One victim was Kendra--her family, organizations for the mentally ill, civic groups and newspapers clamored for and succeeded in getting passed legislation that mandates outpatient treatment for seriously mentally ill persons who pose a danger to others and are not cooperating with their treatment, particularly taking prescribed medication as prescribed by their psychiatrist. New York State Office of Mental Health offers a detailed Web site on Kendra’s Law, including criteria for participation and medication grants
One central feature of the law is mandated psychiatric medication, which can be given against a person’s will. I am a full supporter of Kendra’s Law and strongly support its renewal. However, it brings up ancillary questions needing to be answered through theological, political, and medical reflection.
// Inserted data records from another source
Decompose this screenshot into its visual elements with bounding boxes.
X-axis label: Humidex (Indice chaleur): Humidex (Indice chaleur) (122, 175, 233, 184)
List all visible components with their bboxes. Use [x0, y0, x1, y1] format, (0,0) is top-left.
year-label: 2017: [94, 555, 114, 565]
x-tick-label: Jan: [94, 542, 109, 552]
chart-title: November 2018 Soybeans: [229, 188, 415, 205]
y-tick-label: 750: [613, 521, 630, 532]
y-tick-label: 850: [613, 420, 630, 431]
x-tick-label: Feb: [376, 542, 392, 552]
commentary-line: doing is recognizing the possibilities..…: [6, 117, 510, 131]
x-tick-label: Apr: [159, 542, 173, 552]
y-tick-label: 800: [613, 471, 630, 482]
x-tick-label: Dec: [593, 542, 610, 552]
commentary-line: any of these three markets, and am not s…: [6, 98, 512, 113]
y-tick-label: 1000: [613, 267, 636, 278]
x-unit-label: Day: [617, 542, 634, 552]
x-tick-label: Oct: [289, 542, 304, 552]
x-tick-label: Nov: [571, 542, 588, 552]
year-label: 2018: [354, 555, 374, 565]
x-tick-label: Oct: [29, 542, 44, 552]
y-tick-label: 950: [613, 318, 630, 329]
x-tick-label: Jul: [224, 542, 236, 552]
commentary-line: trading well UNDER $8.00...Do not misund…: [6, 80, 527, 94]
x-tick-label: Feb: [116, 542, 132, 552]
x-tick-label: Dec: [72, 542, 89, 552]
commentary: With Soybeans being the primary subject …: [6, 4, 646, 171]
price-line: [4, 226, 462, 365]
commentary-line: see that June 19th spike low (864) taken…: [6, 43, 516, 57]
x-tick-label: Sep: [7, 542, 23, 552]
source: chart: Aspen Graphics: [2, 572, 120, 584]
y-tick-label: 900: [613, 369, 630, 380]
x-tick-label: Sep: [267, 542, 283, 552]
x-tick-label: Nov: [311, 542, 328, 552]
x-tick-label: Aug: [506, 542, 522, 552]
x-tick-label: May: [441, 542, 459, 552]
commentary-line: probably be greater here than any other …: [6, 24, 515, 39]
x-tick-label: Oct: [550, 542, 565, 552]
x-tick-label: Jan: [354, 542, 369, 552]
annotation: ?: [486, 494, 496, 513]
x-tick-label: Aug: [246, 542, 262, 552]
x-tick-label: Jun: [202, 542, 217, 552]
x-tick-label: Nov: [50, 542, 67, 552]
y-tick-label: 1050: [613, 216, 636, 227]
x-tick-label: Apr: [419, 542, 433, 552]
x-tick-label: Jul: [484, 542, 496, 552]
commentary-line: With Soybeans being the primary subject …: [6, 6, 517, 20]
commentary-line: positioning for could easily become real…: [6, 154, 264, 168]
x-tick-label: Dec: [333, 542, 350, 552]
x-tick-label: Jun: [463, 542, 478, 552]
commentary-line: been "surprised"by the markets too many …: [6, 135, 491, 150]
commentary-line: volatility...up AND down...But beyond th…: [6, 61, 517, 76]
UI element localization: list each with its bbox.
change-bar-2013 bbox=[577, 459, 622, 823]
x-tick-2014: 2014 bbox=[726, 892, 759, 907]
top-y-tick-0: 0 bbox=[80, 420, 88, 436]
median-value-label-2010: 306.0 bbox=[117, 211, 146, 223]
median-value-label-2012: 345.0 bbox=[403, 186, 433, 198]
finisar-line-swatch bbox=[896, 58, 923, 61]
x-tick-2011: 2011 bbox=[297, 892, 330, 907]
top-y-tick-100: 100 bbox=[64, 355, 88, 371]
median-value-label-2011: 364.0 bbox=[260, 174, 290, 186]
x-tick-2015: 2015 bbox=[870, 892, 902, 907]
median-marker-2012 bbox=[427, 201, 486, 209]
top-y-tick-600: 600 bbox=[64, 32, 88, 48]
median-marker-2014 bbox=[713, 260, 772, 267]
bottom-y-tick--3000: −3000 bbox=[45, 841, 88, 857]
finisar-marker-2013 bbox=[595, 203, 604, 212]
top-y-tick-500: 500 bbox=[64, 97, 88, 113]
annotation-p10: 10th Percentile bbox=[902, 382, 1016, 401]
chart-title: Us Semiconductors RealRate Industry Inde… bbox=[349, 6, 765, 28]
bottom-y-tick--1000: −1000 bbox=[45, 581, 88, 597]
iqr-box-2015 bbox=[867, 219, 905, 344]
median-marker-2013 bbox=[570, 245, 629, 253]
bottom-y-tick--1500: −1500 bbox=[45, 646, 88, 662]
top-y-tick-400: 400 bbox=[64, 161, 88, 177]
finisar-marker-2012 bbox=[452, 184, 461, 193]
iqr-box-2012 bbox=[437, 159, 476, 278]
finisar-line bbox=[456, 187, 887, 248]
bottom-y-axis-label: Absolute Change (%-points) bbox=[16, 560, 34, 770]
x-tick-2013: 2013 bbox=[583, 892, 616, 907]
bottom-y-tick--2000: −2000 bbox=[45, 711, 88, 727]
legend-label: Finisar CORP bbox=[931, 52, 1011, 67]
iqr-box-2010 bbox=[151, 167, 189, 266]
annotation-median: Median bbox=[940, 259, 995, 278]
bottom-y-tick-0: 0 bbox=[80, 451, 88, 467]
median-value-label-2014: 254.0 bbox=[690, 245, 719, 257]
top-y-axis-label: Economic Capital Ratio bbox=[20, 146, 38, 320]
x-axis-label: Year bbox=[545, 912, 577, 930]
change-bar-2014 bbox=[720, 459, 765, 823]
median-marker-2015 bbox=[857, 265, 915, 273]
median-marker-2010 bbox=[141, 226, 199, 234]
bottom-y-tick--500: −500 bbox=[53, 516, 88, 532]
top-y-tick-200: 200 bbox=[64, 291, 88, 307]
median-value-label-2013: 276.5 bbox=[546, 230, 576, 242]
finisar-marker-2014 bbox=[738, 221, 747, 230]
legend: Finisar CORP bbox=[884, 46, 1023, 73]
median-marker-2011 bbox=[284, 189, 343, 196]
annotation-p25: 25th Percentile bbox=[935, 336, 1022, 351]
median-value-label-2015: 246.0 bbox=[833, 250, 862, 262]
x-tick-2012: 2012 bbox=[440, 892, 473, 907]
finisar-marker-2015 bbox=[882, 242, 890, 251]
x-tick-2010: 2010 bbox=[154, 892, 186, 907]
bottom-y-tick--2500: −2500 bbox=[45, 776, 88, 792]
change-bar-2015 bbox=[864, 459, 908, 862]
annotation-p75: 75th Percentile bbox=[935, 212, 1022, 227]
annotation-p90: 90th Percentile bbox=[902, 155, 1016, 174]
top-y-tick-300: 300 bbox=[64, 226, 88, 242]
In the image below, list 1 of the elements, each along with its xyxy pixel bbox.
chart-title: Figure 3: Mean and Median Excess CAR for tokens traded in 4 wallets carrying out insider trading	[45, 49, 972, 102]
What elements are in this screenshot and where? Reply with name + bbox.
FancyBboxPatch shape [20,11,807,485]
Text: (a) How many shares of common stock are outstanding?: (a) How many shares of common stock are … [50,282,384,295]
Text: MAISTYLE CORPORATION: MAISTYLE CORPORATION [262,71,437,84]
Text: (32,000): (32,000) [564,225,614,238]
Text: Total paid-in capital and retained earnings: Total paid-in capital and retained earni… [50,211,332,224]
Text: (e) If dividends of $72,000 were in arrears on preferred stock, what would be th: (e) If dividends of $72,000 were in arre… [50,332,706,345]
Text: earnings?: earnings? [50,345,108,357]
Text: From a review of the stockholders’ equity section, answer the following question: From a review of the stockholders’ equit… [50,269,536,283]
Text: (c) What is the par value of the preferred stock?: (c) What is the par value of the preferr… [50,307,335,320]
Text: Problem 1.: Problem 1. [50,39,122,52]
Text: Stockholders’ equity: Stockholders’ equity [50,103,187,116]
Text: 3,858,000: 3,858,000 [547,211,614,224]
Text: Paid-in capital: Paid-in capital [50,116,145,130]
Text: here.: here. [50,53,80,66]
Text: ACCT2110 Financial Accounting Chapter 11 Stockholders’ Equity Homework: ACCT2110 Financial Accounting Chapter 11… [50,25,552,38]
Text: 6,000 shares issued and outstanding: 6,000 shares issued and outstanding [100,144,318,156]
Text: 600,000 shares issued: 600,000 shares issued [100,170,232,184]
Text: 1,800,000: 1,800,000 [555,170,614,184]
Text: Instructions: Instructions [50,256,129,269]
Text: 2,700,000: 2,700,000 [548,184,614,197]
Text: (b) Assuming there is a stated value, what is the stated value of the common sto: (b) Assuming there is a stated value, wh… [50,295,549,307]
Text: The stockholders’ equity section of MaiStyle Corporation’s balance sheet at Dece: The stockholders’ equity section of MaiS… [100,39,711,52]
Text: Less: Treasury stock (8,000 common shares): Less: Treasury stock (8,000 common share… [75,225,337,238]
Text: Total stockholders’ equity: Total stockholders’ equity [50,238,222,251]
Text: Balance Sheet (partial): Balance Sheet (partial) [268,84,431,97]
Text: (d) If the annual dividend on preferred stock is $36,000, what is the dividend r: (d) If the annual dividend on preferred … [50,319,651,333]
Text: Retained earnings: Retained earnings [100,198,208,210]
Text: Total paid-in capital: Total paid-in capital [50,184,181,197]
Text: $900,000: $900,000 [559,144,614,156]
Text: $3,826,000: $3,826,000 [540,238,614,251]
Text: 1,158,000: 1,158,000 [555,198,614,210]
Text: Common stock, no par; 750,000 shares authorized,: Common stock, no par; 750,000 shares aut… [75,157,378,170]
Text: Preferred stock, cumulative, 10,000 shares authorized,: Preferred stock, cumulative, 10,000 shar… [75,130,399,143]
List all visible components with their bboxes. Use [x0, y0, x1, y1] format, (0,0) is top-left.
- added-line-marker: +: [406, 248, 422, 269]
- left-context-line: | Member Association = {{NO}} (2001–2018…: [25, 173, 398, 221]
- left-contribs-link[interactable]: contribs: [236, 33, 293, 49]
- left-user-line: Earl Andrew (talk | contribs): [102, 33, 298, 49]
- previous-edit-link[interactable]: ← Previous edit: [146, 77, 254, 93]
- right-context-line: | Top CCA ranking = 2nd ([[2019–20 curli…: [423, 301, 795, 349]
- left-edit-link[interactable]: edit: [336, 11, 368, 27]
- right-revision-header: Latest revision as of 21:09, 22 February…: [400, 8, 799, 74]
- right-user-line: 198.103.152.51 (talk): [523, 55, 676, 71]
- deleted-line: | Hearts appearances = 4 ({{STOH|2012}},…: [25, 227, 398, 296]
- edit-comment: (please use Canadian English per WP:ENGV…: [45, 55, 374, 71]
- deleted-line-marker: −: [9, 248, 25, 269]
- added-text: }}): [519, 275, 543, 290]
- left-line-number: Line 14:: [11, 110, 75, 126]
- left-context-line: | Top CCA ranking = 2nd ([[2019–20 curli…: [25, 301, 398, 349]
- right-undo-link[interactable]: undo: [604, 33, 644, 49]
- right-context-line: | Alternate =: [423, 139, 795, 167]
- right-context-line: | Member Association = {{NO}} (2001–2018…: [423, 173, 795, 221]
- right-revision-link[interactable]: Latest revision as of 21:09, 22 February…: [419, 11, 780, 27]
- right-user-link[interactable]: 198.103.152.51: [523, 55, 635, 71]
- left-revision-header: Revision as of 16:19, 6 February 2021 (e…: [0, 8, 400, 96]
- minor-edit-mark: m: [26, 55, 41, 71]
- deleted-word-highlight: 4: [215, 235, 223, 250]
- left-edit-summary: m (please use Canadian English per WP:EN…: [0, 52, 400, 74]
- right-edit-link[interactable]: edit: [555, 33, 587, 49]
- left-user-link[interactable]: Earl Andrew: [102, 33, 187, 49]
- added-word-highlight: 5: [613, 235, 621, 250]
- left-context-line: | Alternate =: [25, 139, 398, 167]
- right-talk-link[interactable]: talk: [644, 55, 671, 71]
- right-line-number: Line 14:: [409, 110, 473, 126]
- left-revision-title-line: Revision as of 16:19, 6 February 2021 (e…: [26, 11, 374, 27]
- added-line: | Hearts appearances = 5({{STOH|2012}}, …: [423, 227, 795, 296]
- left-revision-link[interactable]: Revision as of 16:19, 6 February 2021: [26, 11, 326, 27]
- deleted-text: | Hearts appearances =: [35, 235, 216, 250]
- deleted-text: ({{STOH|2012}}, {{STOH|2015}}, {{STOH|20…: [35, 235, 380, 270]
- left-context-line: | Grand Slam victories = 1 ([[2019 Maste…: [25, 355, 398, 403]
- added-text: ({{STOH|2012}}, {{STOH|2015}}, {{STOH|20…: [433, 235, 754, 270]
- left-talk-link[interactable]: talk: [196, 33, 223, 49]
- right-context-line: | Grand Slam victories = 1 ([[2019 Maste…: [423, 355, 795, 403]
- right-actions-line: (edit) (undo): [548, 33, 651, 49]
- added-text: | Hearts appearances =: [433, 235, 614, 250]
Many of the psychiatric patients (this word is used instead of “clients” due to the need for these persons to be medically cared for in a structured and intensive manner) affected by Kendra’s Law are those with severe schizophrenia or bipolar disorder. For these conditions, well-meaning suggestions about using less medication are overwhelmingly not applicable. The proper combination and balanced dosage (titration) of psychiatric medications required a highly skilled psychiatrist who knows the patient well and has frequent visits and contacts with the patient, family, and others who are involved. The relationship of the psychiatrist to the patient is highly important. Doctors who impart concern and hope may get better results with the same medications than doctors who do not possess these qualities.
A small number of groups including the New York Civil Liberties Union have opposed Kendra’s Law. Despite my full support, there are ramifications that need careful review.
We know that psychiatric medications have been used to deaden political dissent--this is well-known knowledge about the manner in which the Soviet Union treated its dissidents in the last half of the twentieth century. Within our own government, are we sure that the myriad agencies with three-letter acronyms have not experimented with or currently use psychiatric drugs for purposes other than care and treatment?
Especially with children, parents face increasing pressure to medicate children displaying conditions such as Attention Deficit Hyperactivity Disorder, Depression, and even Oppositional Defiant Disorder. The pressure often come from teachers or school administrators, who are not physicians. If a teacher says something like “your child needs to take Ritalin,” that teacher has crossed a line and is giving medical advice, a crime in most jurisdictions. I have even heard of school districts reporting well-intentioned and caring parents for medical neglect for keeping a child off medication, which can be the right decision, and these parents have been faced with expensive second opinions to clear their name.
Within our own tradition, we view the human spirit and soul as sacred; Thomas Aquinas asserted that the brain is a vehicle for expression of our soul and that certain infirmities can limit true freedom. Therefore medications must be considered carefully, and there are all too many instances when this is not done and disrespect is shown to what is our essence of being human.
With these compelling caveats in mind, however, it is helpful to reflect on the value of psychiatric medications in these extreme conditions, and their potential to help prevent victims of persons with severe psychiatric problems who are out of control.
Bishop Howard J. Hubbard of Albany, New York has praised the role of psychiatric medications in helping to heal obsessive-compulsive disorder, and his views are relevant to the severe pathology displayed by persons who may be included under the mandate of Kendra’s Law: “To understand that these emotional and psychiatric problems can be due to a causation that is beyond one’s ability to control by the will, but can be assisted either through therapy or drug treatment, or a combination of these. I think these therapies are not only acceptable, but are actually something very good, and it should be seen as one of God’s gifts to humanity that we now have resources such as these available.”